I love it! The queer-looking fish with the ginger beard. The descriptions made these figures from the past come alive again!

And just to make it into a nice, even facial hair trilogy, here’s another gem:

“Von Havenstein, a lawyer by training, did not have the same background but was universally acknowledged to be one of the most dedicated, upstanding, and loyal officials in the entire Reich. With his piercing eyes, long and luxuriant, well-waxed whiskers, and pointed beard, he looked like the impresario of a Victorian music hall.”

And it goes beyond facial hair to actual head-placement:

“‘In appearance [Norman] recalls the early Victorian statesman,’ it went on, ‘Aristocratic in manner and temperament … his Shakesperian type of head sets well upon his tall, silent and dignified figure.”

And there are several pince-nez references, a sure sign of a good book!

“Looking ‘grave’ and ‘gesturing idly with his pince-nez as he spoke,’ he began by announcing, ‘There has been a little distress selling on the Stock Exchange.’” [Keep in mind, this was on Oct. 23, 1929!]

“Tardieu, with his bejeweled pince-nez and his gold cigarette holder, his boulevardier taste in silk hats and fancy waist-coats, his fondness for raffish company, his involvement before the age of thirty-five in at least two financial scandals, was the embodiment of all that the British despised about French politicians.”

Besides the vivid facial hair descriptions, there also may have been an underlying current of homosexuality, or at least my husband thought so (I enjoyed this book enough that I got him to read it). A few examples:

“On the stormy Atlantic crossing, which took twice as long as normal because of rough seas, gale-force winds, and fog, Baldwin and Norman became fast friends. Norman was usually suspicious of politicians, claiming somewhat disingenuously to have no political views himself – he bragged that he had never voted. The stolid uncharismatic Baldwin was the quintessential nonpolitician. They would remain lifelong friends, sharing a common taste for the pleasures of silence, of country walks and string quartets.”

“After Norman’s three trips to the United States in 1921 and 1922, they did not see each other again for almost eighteen months. Falling ill once more, Strong had to take a leave of absence for most of 1923. Thereafter, they agreed to meet at least twice a year, alternating generally between Europe in the summer and New York in the winter. They wrote to each other every few weeks – a combination of financial gossip and views about economic policy. Despite their closeness, they usually addressed each other, in the quaintly formal style of the day, as ‘Dear Strong,’ or ‘Dear Norman,’ although letting their hair down on occasion with ‘Dear Strongy,’ ‘Dear Old Man,’ or ‘Dear old [sic] Monty.’ They furnished each other with advice, often revealing confidential details to which even their own colleagues were not privy.
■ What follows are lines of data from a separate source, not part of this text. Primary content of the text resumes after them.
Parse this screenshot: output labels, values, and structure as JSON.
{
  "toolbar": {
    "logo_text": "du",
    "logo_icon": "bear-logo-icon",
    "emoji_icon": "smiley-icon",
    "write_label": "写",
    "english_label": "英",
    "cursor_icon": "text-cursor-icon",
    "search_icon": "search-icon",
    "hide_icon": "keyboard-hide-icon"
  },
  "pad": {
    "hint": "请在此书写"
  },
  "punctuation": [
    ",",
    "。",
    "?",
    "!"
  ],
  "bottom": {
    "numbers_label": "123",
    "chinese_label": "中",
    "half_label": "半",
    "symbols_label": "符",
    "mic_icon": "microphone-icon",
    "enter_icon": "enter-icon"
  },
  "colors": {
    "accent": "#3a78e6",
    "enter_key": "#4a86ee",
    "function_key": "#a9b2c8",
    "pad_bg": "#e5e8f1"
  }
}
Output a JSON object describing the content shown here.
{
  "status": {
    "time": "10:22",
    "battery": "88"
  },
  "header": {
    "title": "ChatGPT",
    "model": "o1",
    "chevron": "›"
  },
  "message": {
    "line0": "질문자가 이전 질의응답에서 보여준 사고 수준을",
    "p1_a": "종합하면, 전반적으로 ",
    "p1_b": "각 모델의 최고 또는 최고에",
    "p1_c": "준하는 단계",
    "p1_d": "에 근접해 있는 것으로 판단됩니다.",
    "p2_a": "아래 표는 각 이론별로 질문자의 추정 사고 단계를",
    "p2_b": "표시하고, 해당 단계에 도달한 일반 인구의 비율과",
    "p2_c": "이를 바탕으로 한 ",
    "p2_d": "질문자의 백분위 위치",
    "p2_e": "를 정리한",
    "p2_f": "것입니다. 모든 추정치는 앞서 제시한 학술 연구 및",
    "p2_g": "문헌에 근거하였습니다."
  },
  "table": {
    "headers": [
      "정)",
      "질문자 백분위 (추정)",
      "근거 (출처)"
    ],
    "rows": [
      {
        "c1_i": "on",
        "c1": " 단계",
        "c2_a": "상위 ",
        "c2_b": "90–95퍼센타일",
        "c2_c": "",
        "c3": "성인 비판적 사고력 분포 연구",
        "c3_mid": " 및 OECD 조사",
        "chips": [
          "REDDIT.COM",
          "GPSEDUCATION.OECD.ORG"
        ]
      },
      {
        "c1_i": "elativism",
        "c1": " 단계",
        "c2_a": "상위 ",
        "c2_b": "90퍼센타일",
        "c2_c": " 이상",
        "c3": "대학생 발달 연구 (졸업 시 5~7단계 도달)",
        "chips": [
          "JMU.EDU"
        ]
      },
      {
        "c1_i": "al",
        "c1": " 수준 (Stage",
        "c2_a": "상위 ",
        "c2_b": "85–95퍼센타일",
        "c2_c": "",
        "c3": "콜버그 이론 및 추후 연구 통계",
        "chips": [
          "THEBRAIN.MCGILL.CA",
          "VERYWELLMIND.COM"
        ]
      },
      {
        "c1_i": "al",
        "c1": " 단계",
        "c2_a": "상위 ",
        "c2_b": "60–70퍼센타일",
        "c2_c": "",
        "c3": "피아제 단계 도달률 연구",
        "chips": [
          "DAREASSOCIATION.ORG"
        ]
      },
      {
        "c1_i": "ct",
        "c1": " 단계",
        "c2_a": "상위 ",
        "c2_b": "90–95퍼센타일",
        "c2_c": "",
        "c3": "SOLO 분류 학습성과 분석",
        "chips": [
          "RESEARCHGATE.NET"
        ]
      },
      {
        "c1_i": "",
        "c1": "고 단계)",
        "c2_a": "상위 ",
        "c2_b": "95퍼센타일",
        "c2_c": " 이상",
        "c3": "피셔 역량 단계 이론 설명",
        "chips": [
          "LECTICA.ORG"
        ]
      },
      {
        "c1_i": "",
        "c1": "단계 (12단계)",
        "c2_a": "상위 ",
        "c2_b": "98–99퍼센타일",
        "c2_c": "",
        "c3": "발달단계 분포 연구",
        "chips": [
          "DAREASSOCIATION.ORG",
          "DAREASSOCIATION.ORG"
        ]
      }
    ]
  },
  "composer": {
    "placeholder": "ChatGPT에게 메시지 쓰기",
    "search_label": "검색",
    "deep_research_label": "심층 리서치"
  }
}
Occasionally they scolded each other. When Norman operated too much on his own and failed to consult his own directors, Strong admonished him, ‘You are a dear queer old duck and one of my duties seems to be to lecture you now and then.’”

“Strong and Norman in particular spent hours ‘closeted together.’”

“They [Strong and Norman] often ribbed each other affectionately. On one occasion, Norman, who had just returned from a visit to Strong in New York and discovered that he had packed one of Strong’s jackets by mistake, wrote: ‘Dear Ben, Since I wrote on the steamer, a further crime has been discovered. The second evening I was home, as usual I changed clothes in the evening and on going downstairs discovered myself in the disguise of a gentleman, if not a dude! This was due to velvet jacket of good style, fit and finish: In other words, Ben, I can only look respectable with the help of your wardrobe!’”

Oh, one more: "A small, sallow, birdlike man with a close-cropped mustache, Hatry was so flamboyant it was said the he even had the bottoms of his shoes polished."
“While the American delegates [to the World Economic Conference in 1933] may not have matched these luminaries in prestige, they made up for it in colorfulness, Senator Pittman [Nevada] in particular providing great fodder for scandalmongers. At an official reception at Windsor Castle, he broke with all social convention by wearing his raincoat and a pair of bright yellow bulbous-toed shoes while being presented to King George V and Queen Mary, greeting them with the salutation, ‘King, I’m glad to meet you. And you too Queen.’ He was usually drunk but even then amazed everyone by his ability to spit tobacco juice into a spittoon from a great distance with remarkable accuracy. One night he was discovered by floor waiters at Claridges sitting stark naked in the sink of the hotel pantry, pretending to be a statue in a fountain. Another night, he amused himself by shooting out the streetlamps on Upper Brook Street with his pistol.”

I don’t think any of them were actually gay, and there were better examples in the book that might suggest that they were, but I can’t remember them, but it was just a different era. Well, some were gay, like WAlter Funk, who replaced Schacht under Hitler as minister of the economy -- he was "an alcoholic homosexual."  Anyway, I think it's just that the drama of the time was high. One of my fave examples:

“The leader of the French delegation, Prime Minister Herriot, by background a historian more at home in the Left Bank literary salons of Paris than laboring over financial minutiae in a conference room, came to the negotiating table radically unprepared and found himself outfoxed at every turn. A passionate and emotional intellectual, he injected a certain operatic quality into the proceedings by more than once publicly bursting into tears of frustration.” Can you imagine being in that meeting to negotiate the Dawes Plan??!! Awkward! “At one point, Herriot and his minister of war, General Charles Nollet, got into such a long altercation at an evening meeting at 10 Downing Street that MacDonald [PM] declared an adjournment and went to bed. Even then, the two Frenchmen continued to harangue each other as they left the building, and stood screaming insults at each other in the middle of Downing Street.” That, I can imagine.

The book isn't all just descriptive details, there are also lots of analogies:

"For some reason Nomran thought the Fed could pierce the bubble with a surgical incision that would bring it back to earth without harming the economy.  It was a completely absurd idea.  Monetary policy does not work like a scalpel but more like a sledgehammer." 

But really, the detail just makes the book more fun to read. The events themselves are captivating. Reading about the standoff between Hoover and Roosevelt as to who would be the one to close the banks. The drama of abandoning the gold standard: “As his friend Baldwin put it indelicately, ‘Going off the gold standard was for [Norman] as though a daughter should lose her virginity.’” How’s that for a hook?!!

Either way, whether historical economics is a subject in which you already feel well-versed, or whether you know that you don’t know enough about it, I highly recommend this book. Those Pulitzer Prize voters know what they’re doing! When you add in things like the dances being done by “the bright young things who set the pace for London society,” “the jog-trot, the vampire, the camel-walk, the shimmy, and most infamous of all, the Charleston,” it’s a book that is a joy to read.

1 comment:

  1. This book sounds really intriguing to me, and not at all what I would've expected. I'm putting it on my library list.